Kathy Matsui, apôtre de la diversité au travail au Japon
Si le Japon compte trois millions de femmes actives de plus qu'il y a dix ans, c'est en partie grâce à l'une d'elles: Kathy Matsui, une Américano-Japonaise chantre des "womenomics", qui a récemment élargi ses combats pour la diversité.

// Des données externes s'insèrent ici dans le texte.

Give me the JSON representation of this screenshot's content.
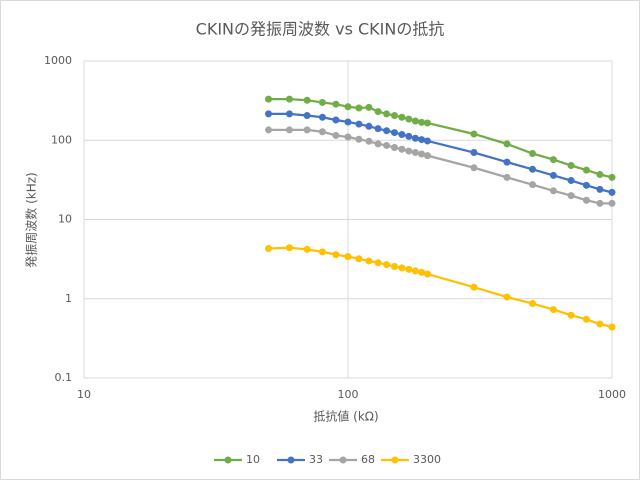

Cette dirigeante influente de 57 ans, ancienne analyste puis haute responsable de la banque américaine Goldman Sachs au Japon, est une rareté dans les milieux d'affaires nippons encore essentiellement masculins.
Fille d'immigrés japonais en Californie, elle a grandi dans l'exploitation familiale de fleurs, ce qui lui a enseigné "la valeur du travail", raconte-t-elle dans un entretien accordé à l'AFP à Tokyo.
Chez Goldman Sachs au Japon, elle s'est révélée en publiant à partir de 1999 des études novatrices à l'époque sur les bienfaits potentiels pour l'économie japonaise d'une participation accrue des femmes sur le marché du travail et qu'elle a appelées "womenomics", un mot-valise fusionnant "femmes" et "économie" en anglais.
A sa grande surprise, ses thèses ont été incorporées à partir de 2012 dans les "Abenomics", le vaste programme de relance économique du Premier ministre Shinzo Abe.
"Si vous pouvez exposer le sujet de la diversité des genres d'une manière économiquement rationnelle, je pense que c'est (un outil, NDLR) très puissant" estime cette femme d'affaires ne jurant que par les indicateurs de performance et de qualité, car "on ne peut pas gérer ce qu'on ne mesure pas".
Le taux d'emploi chez les femmes au Japon atteignait 71% en 2020, contre environ 61% en 2012, selon des données de l'OCDE. Un bond synonyme de survie économique pour ce pays en déclin démographique accéléré et réticent à s'ouvrir davantage à l'immigration.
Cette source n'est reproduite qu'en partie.